Supply Chain Has Opportunities to Take Advantage of SLM Innovation

RECOMMENDATIONS


So far, the generative AI market has been dominated by the loss-leading, cloud-focused consumer segment (which continues to expect free access to applications like ChatGPT). The enterprise and device spaces are lagging behind. Competitive SLMs may offer stakeholders an opportunity to build new monetization strategies and crack the enterprise space. ABI Research believes key players in the value chain must embrace, invest in, and support SLMs as part of a wider AI commercialization strategy:

  • AI Leaders (e.g., Anthropic, Data Robot, Hyperscalers): SLMs will be crucial to building a competitive value proposition. They should target integration with emerging players in the space (e.g., Mistral) and offer enterprises tools that enable effective fine-tuning. Effective and safe integration with platforms like Hugging Face will be necessary to expose clients to leading-edge model development.
  • Chipset Vendors: Edge and device generative AI will be massive growth areas, especially for those competing with NVIDIA’s leading GPUs. Developing deep optimizations and common Go-to-Market (GTM) strategies with leading SLM developers can help drive differentiation among competitors and create a clear case for AI deployment in these locations. Qualcomm and MediaTek are already exploring tiny LLMs to support generative AI applications in lower tiers of Personal Computers (PCs) and smartphones. Companies like Intel that are pursuing Independent Software Vendor (ISV) acceleration programs (aiming to building an AI application ecosystem) should look to leverage tiny LLMs effectively within this process to target all form factors.
  • Original Equipment Manufacturers (OEMs): Similar to chipset vendors, the growing but highly fragmented on-device AI market is a perfect fit for SLMs. Developing GTM strategies with ISVs running on leading SLMs will offer a highly differentiated value proposition. Tiny models may not even require specialized hardware to process workloads on-device, which will enable on-device AI to be deployed across the long tail of devices.
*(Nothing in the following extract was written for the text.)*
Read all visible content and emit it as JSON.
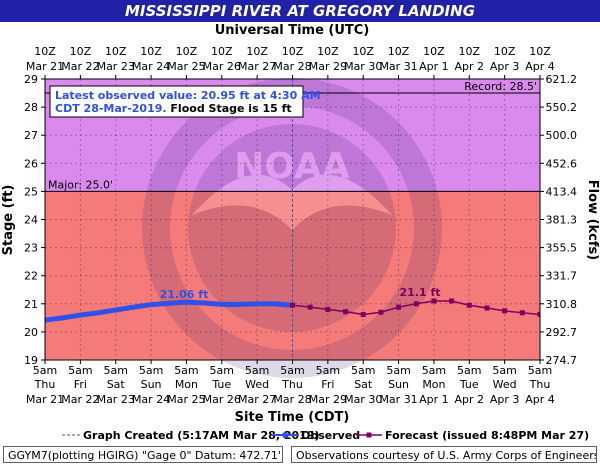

In 2024, the SLM market will continue to expand. “Tailored” models will begin to mature with commercial initiatives starting to leverage 3 billion to 15 billion parameter models as exemplified by the PC and smartphone markets. Tiny models will receive greater R&D and investment, supported by open-source commitments and greater developer interest. One area that needs attention in 2024 is multi-modality, as productive applications will rely on this feature. Looking forward, accelerated innovation within MLOps techniques will enable further model compression, resulting in even smaller (sub-1 billion) and more competitive models.